Cependant, alors que les conditions empiraient au Xinjiang, ses parents, lorsqu'ils parlaient d'amis proches et de la famille élargie, ont répété à plusieurs reprises à Dilare qu'ils étaient à l'hôpital.

J'ai réalisé, ' Oh , ils ne sont pas vraiment à l'hôpital, dit Dilare. Ils sont détenus.

Puis, un jour, Dilare dit qu'elle a soudainement compris qu'elle ne pourrait plus jamais rentrer chez elle. Elle prit conscience du nuage d'anxiété qui s'était formé autour de sa vie. Tu sais, tu te sens tout le temps déprimé, mélancolique, dit-elle. Même en regardant des choses, tout d'un coup, ce n'est plus aussi brillant et brillant.

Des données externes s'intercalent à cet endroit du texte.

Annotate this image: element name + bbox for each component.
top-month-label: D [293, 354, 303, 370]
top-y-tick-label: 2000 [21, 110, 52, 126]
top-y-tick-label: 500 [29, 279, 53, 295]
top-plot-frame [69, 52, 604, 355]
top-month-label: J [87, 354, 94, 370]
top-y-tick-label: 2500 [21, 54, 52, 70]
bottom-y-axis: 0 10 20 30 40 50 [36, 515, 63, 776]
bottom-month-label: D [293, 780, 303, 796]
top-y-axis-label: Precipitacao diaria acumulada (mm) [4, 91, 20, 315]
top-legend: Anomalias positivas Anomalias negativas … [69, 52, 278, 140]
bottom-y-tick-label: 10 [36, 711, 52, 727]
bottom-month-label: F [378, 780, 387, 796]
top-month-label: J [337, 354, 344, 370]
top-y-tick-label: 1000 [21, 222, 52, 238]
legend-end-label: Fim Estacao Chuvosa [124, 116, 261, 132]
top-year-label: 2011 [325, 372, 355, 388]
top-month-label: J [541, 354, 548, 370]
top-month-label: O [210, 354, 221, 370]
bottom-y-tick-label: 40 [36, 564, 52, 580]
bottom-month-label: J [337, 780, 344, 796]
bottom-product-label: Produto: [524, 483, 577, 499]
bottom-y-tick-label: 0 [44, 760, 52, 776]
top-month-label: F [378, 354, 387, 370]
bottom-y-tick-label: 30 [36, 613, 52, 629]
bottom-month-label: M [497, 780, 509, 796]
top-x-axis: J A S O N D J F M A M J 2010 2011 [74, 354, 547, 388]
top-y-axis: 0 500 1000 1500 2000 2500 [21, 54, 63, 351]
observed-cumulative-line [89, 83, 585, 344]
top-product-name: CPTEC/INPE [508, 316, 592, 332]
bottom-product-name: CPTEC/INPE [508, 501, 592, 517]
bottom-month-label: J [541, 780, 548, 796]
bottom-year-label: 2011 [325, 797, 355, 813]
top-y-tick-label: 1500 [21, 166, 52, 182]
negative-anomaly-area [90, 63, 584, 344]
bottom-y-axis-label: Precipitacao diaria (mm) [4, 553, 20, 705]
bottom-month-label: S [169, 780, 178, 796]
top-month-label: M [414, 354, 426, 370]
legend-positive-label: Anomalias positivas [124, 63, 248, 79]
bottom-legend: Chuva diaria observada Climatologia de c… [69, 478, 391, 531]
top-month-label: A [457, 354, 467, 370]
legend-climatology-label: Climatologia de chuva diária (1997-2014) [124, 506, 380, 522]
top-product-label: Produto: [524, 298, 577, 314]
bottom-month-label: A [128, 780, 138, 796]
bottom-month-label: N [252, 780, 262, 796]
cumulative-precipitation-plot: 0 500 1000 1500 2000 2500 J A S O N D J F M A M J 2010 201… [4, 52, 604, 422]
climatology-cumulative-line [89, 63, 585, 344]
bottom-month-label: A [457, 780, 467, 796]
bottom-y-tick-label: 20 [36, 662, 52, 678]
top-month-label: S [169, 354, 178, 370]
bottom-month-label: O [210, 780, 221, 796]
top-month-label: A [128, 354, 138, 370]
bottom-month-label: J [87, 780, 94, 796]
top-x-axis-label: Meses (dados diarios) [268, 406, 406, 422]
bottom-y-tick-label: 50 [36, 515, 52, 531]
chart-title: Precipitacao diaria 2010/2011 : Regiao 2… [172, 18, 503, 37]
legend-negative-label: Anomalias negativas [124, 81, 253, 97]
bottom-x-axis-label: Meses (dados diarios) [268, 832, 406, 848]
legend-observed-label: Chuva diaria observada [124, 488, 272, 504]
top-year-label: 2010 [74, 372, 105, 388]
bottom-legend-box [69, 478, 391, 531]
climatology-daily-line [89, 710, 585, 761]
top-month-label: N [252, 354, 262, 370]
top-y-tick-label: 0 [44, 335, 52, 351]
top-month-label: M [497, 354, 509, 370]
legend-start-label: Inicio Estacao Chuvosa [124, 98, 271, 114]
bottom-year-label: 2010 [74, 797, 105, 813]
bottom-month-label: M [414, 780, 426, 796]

Lors de l'événement du March Clubhouse, des dizaines de personnes comme Dilare s'étaient jointes. Pendant deux heures et demie, des personnalités éminentes de la communauté ont partagé leurs expériences, ce qui, selon Dilare, ressemblait énormément à la sienne. Quand j'ai entendu dire qu'ils référaient les gens aux thérapeutes disponibles, c'était comme: 'Oh, laisse-moi faire ça.'

Maintenant, Dilare parle avec un thérapeute en Virginie une fois par semaine sur FaceTime. Au début, elle avait peur de dire la mauvaise chose. Elle avait peur de paraître trop émotive. Vous ne voulez tout simplement pas que les autres vous voient comme trop endommagé, dit-elle. Mais la thérapie a aidé. Son thérapeute l'a encouragée à arrêter de parler dans les qualificatifs et à s'approprier ses émotions. Elle a commencé à tenir un journal, sur la recommandation du thérapeute, ce qui, selon Dilare, l'aide à reconnaître et à gérer ses humeurs. Elle reste anxieuse avant de commencer chaque séance, mais une fois qu'elle commence à parler, ce sentiment s'estompe rapidement. Maintenant, cela semble très naturel et relaxant, dit-elle.

C'est aussi l'expérience d'Aksu.

Les circonstances au Xinjiang restent sombres. Aksu craint toujours que son activisme ruine la vie de sa famille. Je me sens totalement perdu parfois, dit-il. J'ai l'impression qu'à cause de moi, ils souffrent. Mais à la fin des séances de thérapie, dit Aksu, il ressent une bouffée d'énergie. Il se sent capable de continuer et se remarque sourire davantage. Il n'a pas l'intention d'arrêter la thérapie.

Je me sens chaud quand je lui parle, dit Aksu à propos de son temps avec son thérapeute. J'ai l'impression qu'il y a un lien, comme si je racontais une histoire à quelqu'un que je connais.